Dee Dee Bridgewater


Biography Dee Dee Bridgewater


Dee Dee Bridgewater
Over the course of a multifaceted career spanning four decades, Grammy and Tony Award-winning Jazz giant Dee Dee Bridgewater has ascended to the upper echelon of vocalists, putting her unique spin on standards, as well as taking intrepid leaps of faith in re-envisioning jazz classics. Ever the fearless voyager, explorer, pioneer and keeper of tradition, the three-time Grammy-winner recently won the 2011 Grammy for Best Jazz Vocal Album for Eleanora Fagan (1915-1959): To Billie With Love From Dee Dee. Bridgewater’s career has always bridged musical genres. She earned her first professional experience as a member of the legendary Thad Jones/Mel Louis Big Band, and throughout the 70’s she performed with such jazz notables as Max Roach, Sonny Rollins, Dexter Gordon and Dizzy Gillespie. After a foray into the pop world during the 1980s, she relocated to Paris and began to turn her attention back to Jazz. Signing with the Universal Music Group as a producer (Bridgewater produces

all of her CDs), Bridgewater released a series of critically-acclaimed titles beginning with KeepingTradition in 1993. All but one, including her wildly successful double Grammy Award-winning tribute to Ella Fitzgerald,Dear Ella - have received Grammy nominations. Bridgewater also pursued a parallel career in musical theater, winning a Tony Award for her role as “Glinda” in The Wiz in 1975. Her other theatrical credits include Sophisticated Ladies, Black Ballad, Carmen, Cabaret and the West End Production of Lady Day, for which Bridgewater received the British Laurence Olivier Nomination for Best Actress in a Musical. As a Goodwill Ambassador to the United Nations’ Food and Agriculture Organization (FAO), Bridgewater continues to appeal for international solidarity to finance global grassroots projects in the fight against world hunger.

New Orleans Jazz Orchestra
The New Orleans Jazz Orchestra creates Jazz to enhance life, transform place, and elevate spirit. NOJO inspires freedom and culture in the individual and the global community by creating authentic, engaging Jazz experiences that celebrate the origins and transform the future of Jazz. As a performing arts organization, our goal is to strengthen the business of Jazz through performances, tours, recordings, education and media platforms. NOJO is the first and only performing arts institution committed solely to the development of an Industry for Jazz in the city that created it.

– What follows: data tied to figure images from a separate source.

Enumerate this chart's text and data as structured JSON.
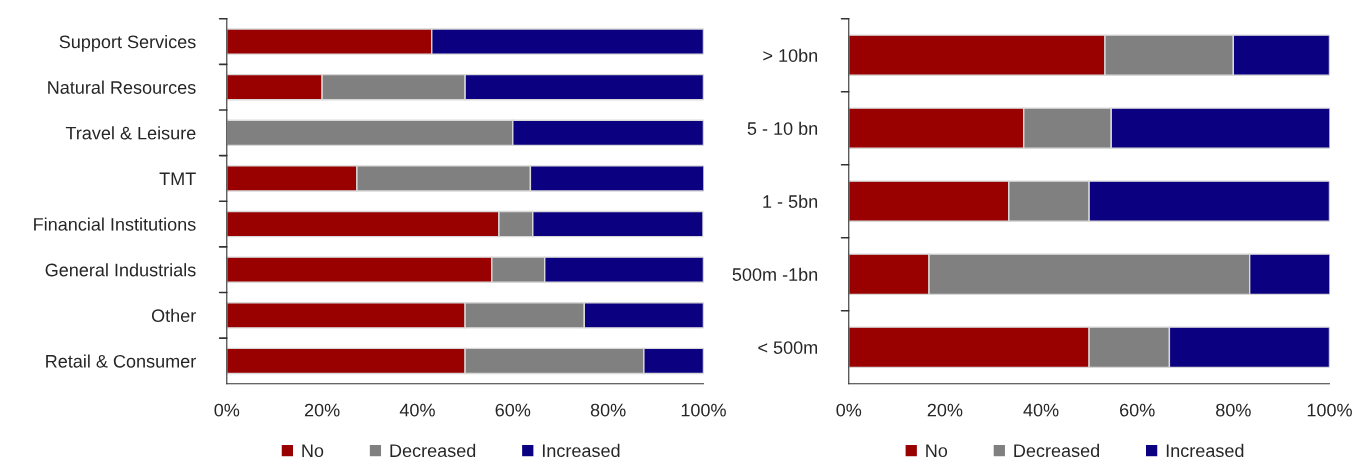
{
  "chart_data": [
    {
      "type": "bar",
      "orientation": "horizontal",
      "stacked": true,
      "legend": "bottom",
      "categories": [
        "Support Services",
        "Natural Resources",
        "Travel & Leisure",
        "TMT",
        "Financial Institutions",
        "General Industrials",
        "Other",
        "Retail & Consumer"
      ],
      "series": [
        {
          "name": "No",
          "color": "#990000",
          "values": [
            43,
            20,
            0,
            27.3,
            57.1,
            55.6,
            50,
            50
          ]
        },
        {
          "name": "Decreased",
          "color": "#808080",
          "values": [
            0,
            30,
            60,
            36.4,
            7.1,
            11.1,
            25,
            37.5
          ]
        },
        {
          "name": "Increased",
          "color": "#0a0080",
          "values": [
            57,
            50,
            40,
            36.4,
            35.7,
            33.3,
            25,
            12.5
          ]
        }
      ],
      "xlim": [
        0,
        100
      ],
      "xticks": [
        {
          "value": 0,
          "label": "0%"
        },
        {
          "value": 20,
          "label": "20%"
        },
        {
          "value": 40,
          "label": "40%"
        },
        {
          "value": 60,
          "label": "60%"
        },
        {
          "value": 80,
          "label": "80%"
        },
        {
          "value": 100,
          "label": "100%"
        }
      ]
    },
    {
      "type": "bar",
      "orientation": "horizontal",
      "stacked": true,
      "legend": "bottom",
      "categories": [
        "> 10bn",
        "5 - 10 bn",
        "1 - 5bn",
        "500m -1bn",
        "< 500m"
      ],
      "series": [
        {
          "name": "No",
          "color": "#990000",
          "values": [
            53.3,
            36.4,
            33.3,
            16.7,
            50
          ]
        },
        {
          "name": "Decreased",
          "color": "#808080",
          "values": [
            26.7,
            18.2,
            16.7,
            66.7,
            16.7
          ]
        },
        {
          "name": "Increased",
          "color": "#0a0080",
          "values": [
            20,
            45.5,
            50,
            16.7,
            33.3
          ]
        }
      ],
      "xlim": [
        0,
        100
      ],
      "xticks": [
        {
          "value": 0,
          "label": "0%"
        },
        {
          "value": 20,
          "label": "20%"
        },
        {
          "value": 40,
          "label": "40%"
        },
        {
          "value": 60,
          "label": "60%"
        },
        {
          "value": 80,
          "label": "80%"
        },
        {
          "value": 100,
          "label": "100%"
        }
      ]
    }
  ]
}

NOJO’s first building project, The Peoples Health New Orleans Jazz Market, will open in Spring 2015 as a performing arts venue and Jazz community center in Central City New Orleans. The Jazz Market will feature music education experiences for all ages, a New Orleans Jazz Archive, tributes to current and past Jazz Masters, and performances by Irvin Mayfield, NOJO and other renowned musicians.

Irvin Mayfield
37, is a Grammy and Billboard Award-winning artist with 25 albums to his credit. Mayfield is the founding Artistic Director of the New Orleans Jazz Orchestra and currently serves as Jazz Artist in Residence for the Apollo Theater; he served as Artistic Director of Jazz for the Minnesota Orchestra from 2009-2015. He is also a professor at the University of New Orleans, where he serves as Director of the New Orleans Jazz Institute. In 2009, he entered into a historic partnership with the Royal Sonesta Hotel and created Irvin Mayfield’s Jazz Playhouse, which brought "Jazz back to Bourbon Street" in the historic French Quarter. Mayfield was nominated to the National Council on the Arts by President George W. Bush and was subsequently appointed to the post by President Barack Obama in 2010. He also received The Chancellor’s Award from the University of New Orleans (the highest ranking award given to a professor) in 2010 and was awarded an Honorary Doctorate from Dillard University in 2011. A passionate advocate for New Orleans and for the arts, Mayfield is Chairman of the Board for the Soledad O'Brien & Brad Raymond Starfish Foundation, as well as the New Orleans African American Museum of Art, Culture and History. He is Chairman Emeritus of the New Orleans Public Library and serves on the boards of Louisiana State University’s Department of Psychiatry and Health Science, the New Orleans Jazz and Heritage Foundation, the New Orleans Convention & Visitors Bureau, the New Orleans Police and Justice Foundation, the New Orleans Public Library Foundation, Tulane University’s School of Architecture, Unity of Greater New Orleans, the Urban Libraries Council, and the Youth Rescue Initiative. He and NOJO recently opened the first space built for Jazz in the city that created the music — The Peoples Health New Orleans Jazz Market.